As with most projects, it is typical to blend the ‘Art and Science’ aspects of a project, and we see this take place when the project goes through the life cycle process of design,  production, logistical operations and implementation also known as commissioning. The focal point for this example was when the customer called for the unit to be delivered to the jobsite. The project manager notified the transport company to pick up the unit which was staged at the enclosure manufacturing company, and to make sure that the necessary permits, chase vehicles, etc. were ready to go. This aspect of the operation went as planned, until the driver arrived at the enclosure company.
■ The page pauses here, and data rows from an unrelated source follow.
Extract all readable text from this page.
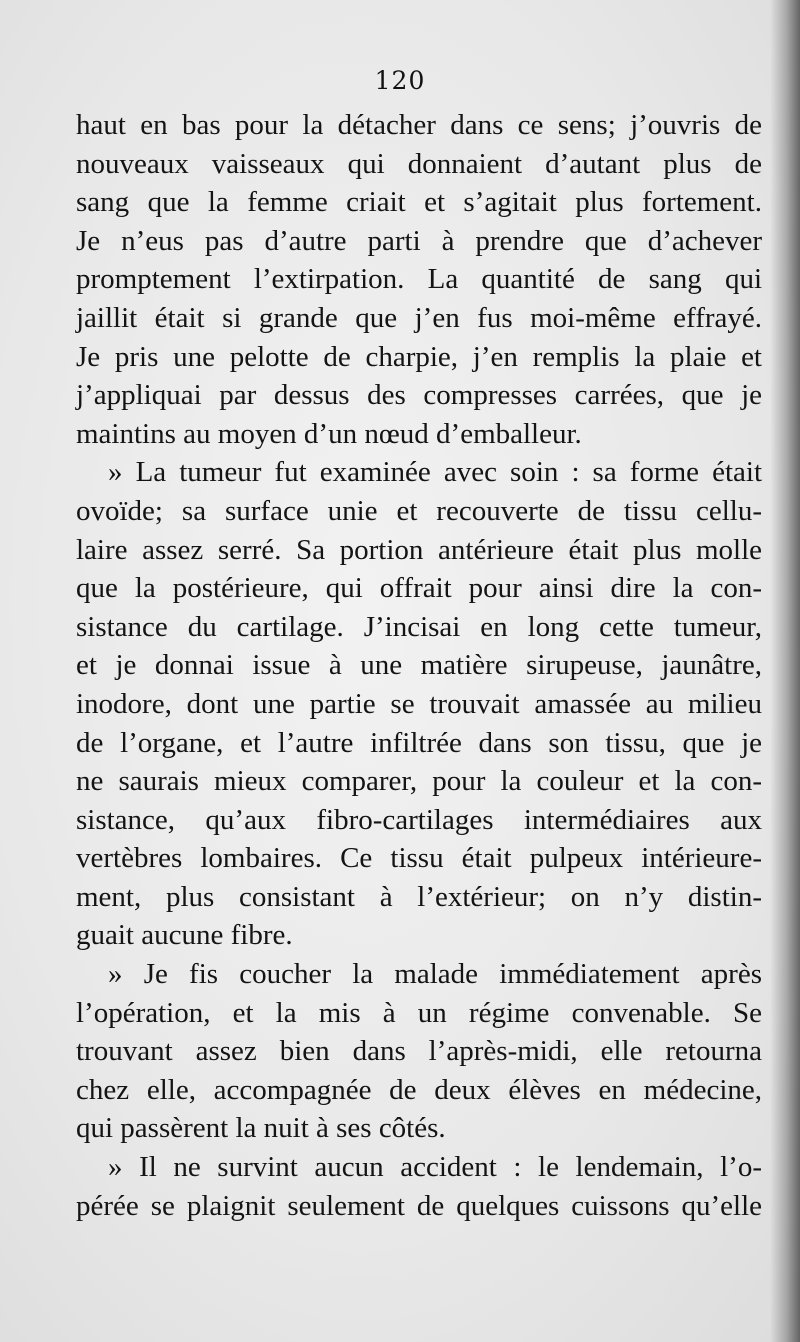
120
haut en bas pour la détacher dans ce sens; j’ouvris de
nouveaux vaisseaux qui donnaient d’autant plus de
sang que la femme criait et s’agitait plus fortement.
Je n’eus pas d’autre parti à prendre que d’achever
promptement l’extirpation. La quantité de sang qui
jaillit était si grande que j’en fus moi-même effrayé.
Je pris une pelotte de charpie, j’en remplis la plaie et
j’appliquai par dessus des compresses carrées, que je
maintins au moyen d’un nœud d’emballeur.
» La tumeur fut examinée avec soin : sa forme était
ovoïde; sa surface unie et recouverte de tissu cellu-
laire assez serré. Sa portion antérieure était plus molle
que la postérieure, qui offrait pour ainsi dire la con-
sistance du cartilage. J’incisai en long cette tumeur,
et je donnai issue à une matière sirupeuse, jaunâtre,
inodore, dont une partie se trouvait amassée au milieu
de l’organe, et l’autre infiltrée dans son tissu, que je
ne saurais mieux comparer, pour la couleur et la con-
sistance, qu’aux fibro-cartilages intermédiaires aux
vertèbres lombaires. Ce tissu était pulpeux intérieure-
ment, plus consistant à l’extérieur; on n’y distin-
guait aucune fibre.
» Je fis coucher la malade immédiatement après
l’opération, et la mis à un régime convenable. Se
trouvant assez bien dans l’après-midi, elle retourna
chez elle, accompagnée de deux élèves en médecine,
qui passèrent la nuit à ses côtés.
» Il ne survint aucun accident : le lendemain, l’o-
pérée se plaignit seulement de quelques cuissons qu’elle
Apparently, the enclosure company’s oversized forklift was suffering from a mechanical failure, and no other piece of equipment was available on site to move the 1750kW generator onto the double drop deck trailer. This set off a chain reaction to employ contingency plans to overcome this mitigating circumstance:

1.The forklift cannot be repaired, as the vintage parts need to be special ordered and are not available for a minimum of 1 week.

2. The Project Manager’s Customer needs the unit in place that scheduled day, because the steel to set the roof was being installed the very next day at the end-user’s installation jobsite.

3. The enclosure company contacts a crane operator to have them arrive immediately to remedy the situation. (Aside from the increased cost associated, and a little luck in getting an available crane on short notice) this was a act of good faith on the part of the enclosure company.

4. The Project Manager has no idea that any of this is going on, that is until the transport driver calls him and tells him that there will be overtime charges, because the unit is not loaded on the truck at the time.

5. Obviously, the Project Manager grabbed his phone and keys to his vehicle to head to the enclosure company’s location and assess the situation. (and face the daunting task of explaining the situation and then updating the Salesman, and the Customer of the current events).

6. Now comes the crane outfit, this is where we look at the ‘Art’ side of the equation. Things could have worked out smoothly, had the crane operator, and the ground guide spend more time communicating to each other!

7. There is a certain amount of finesse to moving a large and heavy piece of equipment, like a generator. Once the unit was strapped, and the hook deployed, the unit was raised up at an improper angle, (which could have been prevented) had there been the appropriate communication between the crane operator and the ground guide, however,  the instant that the generator was lifted from the ground, all but one of the seismic isolators were broken.

8. This creates additional issues, but the main objective of this day was to get the unit delivered to the jobsite.

9. There were plenty of additional charges that resulted as part of the delay and damage and ‘finger-pointing’ that took place during this project scenario of events.

10.Tempers flared, poorly executed plans, choosing responsibility and accountability, dealing with delivering not so good news to your team and your client.

Maybe, if we understand that things happen, and not always as planned, we would understand that eventually, some of the equipment breaks down, but it doesn’t mean we have to!  Our unified goal is to make a difference in the power generation industry, and our ability to overcome the disparity between the best laid out plans and reality is important. Could this project have been handled differently?  I think so…What is your opinion?  How would you handle these issues, or what would take place if everyone used the RPM Model? 

It may be a good practice to foster nurturing relationships with our vendor suppliers. They help us complete the project!   Rather than having the constant requests to cut costs, (e.g.  ‘sharpen your pencil’, or ‘do this for me if you want the next order’, and even ‘this better happen or there will be consequences’) I believe that we need to take an extra moment, or maybe a deep breath, to reflect on the RPM Model before we interact with others!

 Try the RPM Model, and let me know how it works for you!